O dirigente da AI adianta que "os países da União Europeia [UE] apenas exacerbaram esta crise por não terem atuado de forma decisiva na ajuda à recolocação de dezenas de milhares de requerentes de asilo, na maioria mulheres e crianças, bloqueados na Grécia".

"Caso os líderes da UE não atuem urgentemente para cumprir as suas promessas de recolocação e de melhoria das condições para os refugiados e migrantes bloqueados, enfrentam uma calamidade humanitária por si provocada", refere o documento.

Dos 66.400 requerentes de asilo que desde a Grécia deveriam ser recolocados em outros países a partir de 15 de setembro, apenas 615 foram transferidos para outros Estados-membros da UE, de acordo com uma informação da Comissão Europeia em 12 de abril.

O relatório aponta que as condições são inadequadas em muitos dos 31 centros de acolhimento temporários. Estes locais, instalados pela Grécia com significativa ajuda da UE, encontram-se superlotados, com total ausência de privacidade, sem aquecimento e insuficientes instalações sanitárias.
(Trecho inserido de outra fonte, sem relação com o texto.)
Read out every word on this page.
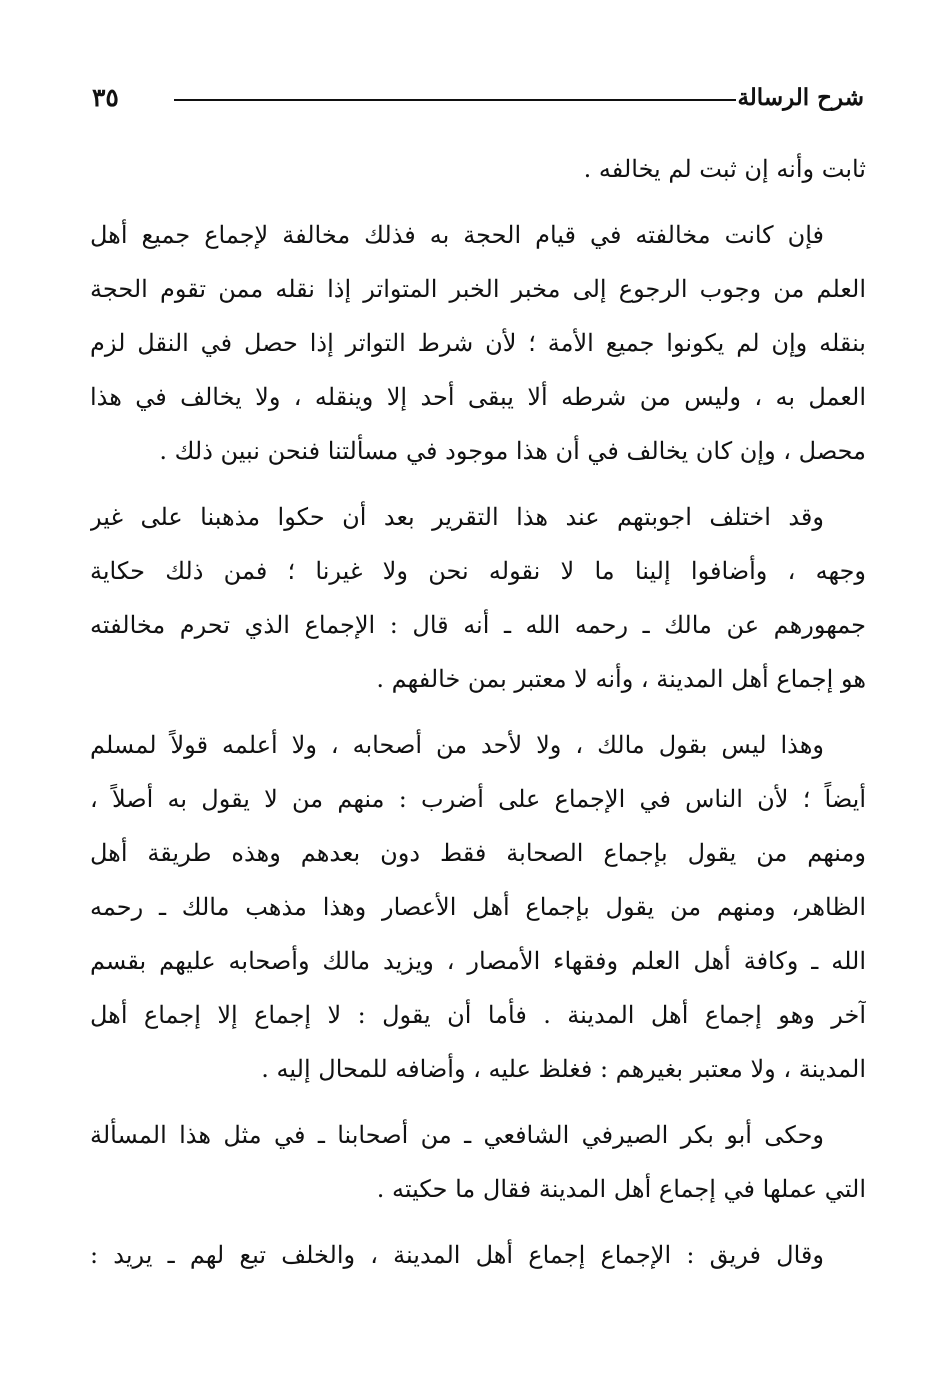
شرح الرسالة
٣٥
ثابت وأنه إن ثبت لم يخالفه .
فإن كانت مخالفته في قيام الحجة به فذلك مخالفة لإجماع جميع أهل
العلم من وجوب الرجوع إلى مخبر الخبر المتواتر إذا نقله ممن تقوم الحجة
بنقله وإن لم يكونوا جميع الأمة ؛ لأن شرط التواتر إذا حصل في النقل لزم
العمل به ، وليس من شرطه ألا يبقى أحد إلا وينقله ، ولا يخالف في هذا
محصل ، وإن كان يخالف في أن هذا موجود في مسألتنا فنحن نبين ذلك .
وقد اختلف اجوبتهم عند هذا التقرير بعد أن حكوا مذهبنا على غير
وجهه ، وأضافوا إلينا ما لا نقوله نحن ولا غيرنا ؛ فمن ذلك حكاية
جمهورهم عن مالك ـ رحمه الله ـ أنه قال : الإجماع الذي تحرم مخالفته
هو إجماع أهل المدينة ، وأنه لا معتبر بمن خالفهم .
وهذا ليس بقول مالك ، ولا لأحد من أصحابه ، ولا أعلمه قولاً لمسلم
أيضاً ؛ لأن الناس في الإجماع على أضرب : منهم من لا يقول به أصلاً ،
ومنهم من يقول بإجماع الصحابة فقط دون بعدهم وهذه طريقة أهل
الظاهر، ومنهم من يقول بإجماع أهل الأعصار وهذا مذهب مالك ـ رحمه
الله ـ وكافة أهل العلم وفقهاء الأمصار ، ويزيد مالك وأصحابه عليهم بقسم
آخر وهو إجماع أهل المدينة . فأما أن يقول : لا إجماع إلا إجماع أهل
المدينة ، ولا معتبر بغيرهم : فغلظ عليه ، وأضافه للمحال إليه .
وحكى أبو بكر الصيرفي الشافعي ـ من أصحابنا ـ في مثل هذا المسألة
التي عملها في إجماع أهل المدينة فقال ما حكيته .
وقال فريق : الإجماع إجماع أهل المدينة ، والخلف تبع لهم ـ يريد :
"Aqui as condições não são boas e dormimos no chão; os nossos cobertores estão ensopados com água. Aqui não há casas de banho. É por isso que as pessoas estão a ficar doentes", referiu à AI uma mulher síria grávida de nove meses num campo improvisado em Idomeni, junto à fronteira macedónia.

Entre 3.000 e 5.000 pessoas permanecem diariamente num campo informal no porto do Pireu, em Atenas, dependentes de poucos serviços básicos fornecidos por voluntários, algumas organizações humanitárias e pelas autoridades portuárias.

Muitos dos refugiados e migrantes entrevistados durante duas deslocações da AI, entre 8 de fevereiro e 13 de março, esperavam prosseguir a sua viagem em direção à Europa ocidental para se juntarem a familiares. Após o encerramento da fonteira macedónia, a larga maioria apenas possuía informações limitadas sobre as suas opções.

Para além da ausência de informações sobre os seus direitos na Grécia, permanecem sem ajuda os refugiados e migrantes com vulnerabilidades específicas. A AI também contactou crianças não acompanhadas detidas em esquadras de polícia durante 15 dias, até serem transferidas para centros de acolhimento específicos.

A ONG de direitos humanos apela à Grécia para melhorar urgentemente o sistema de asilo do país e assegurar a proteção efetiva para todos os migrantes e refugiados bloqueados no país. Com prioridade, o relatório sugere a adoção de um mecanismo para o fornecimento sistemático de informações, e a deteção das pessoas com necessidades especiais.

O relatório assinala ainda que os restantes 27 Estados-membros da UE devem continuar a apoiar a Grécia para um acolhimento adequado aos requerentes de asilo que chegam a este país, para além de também deverem aceitar os requerimentos destas pessoas que de início alcançam território grego.

A AI conclui o relatório sugerindo que este processo deverá incluir uma rápida recolocação de um elevado número de requerentes de asilo através dos atuais esquemas de recolocação de emergência.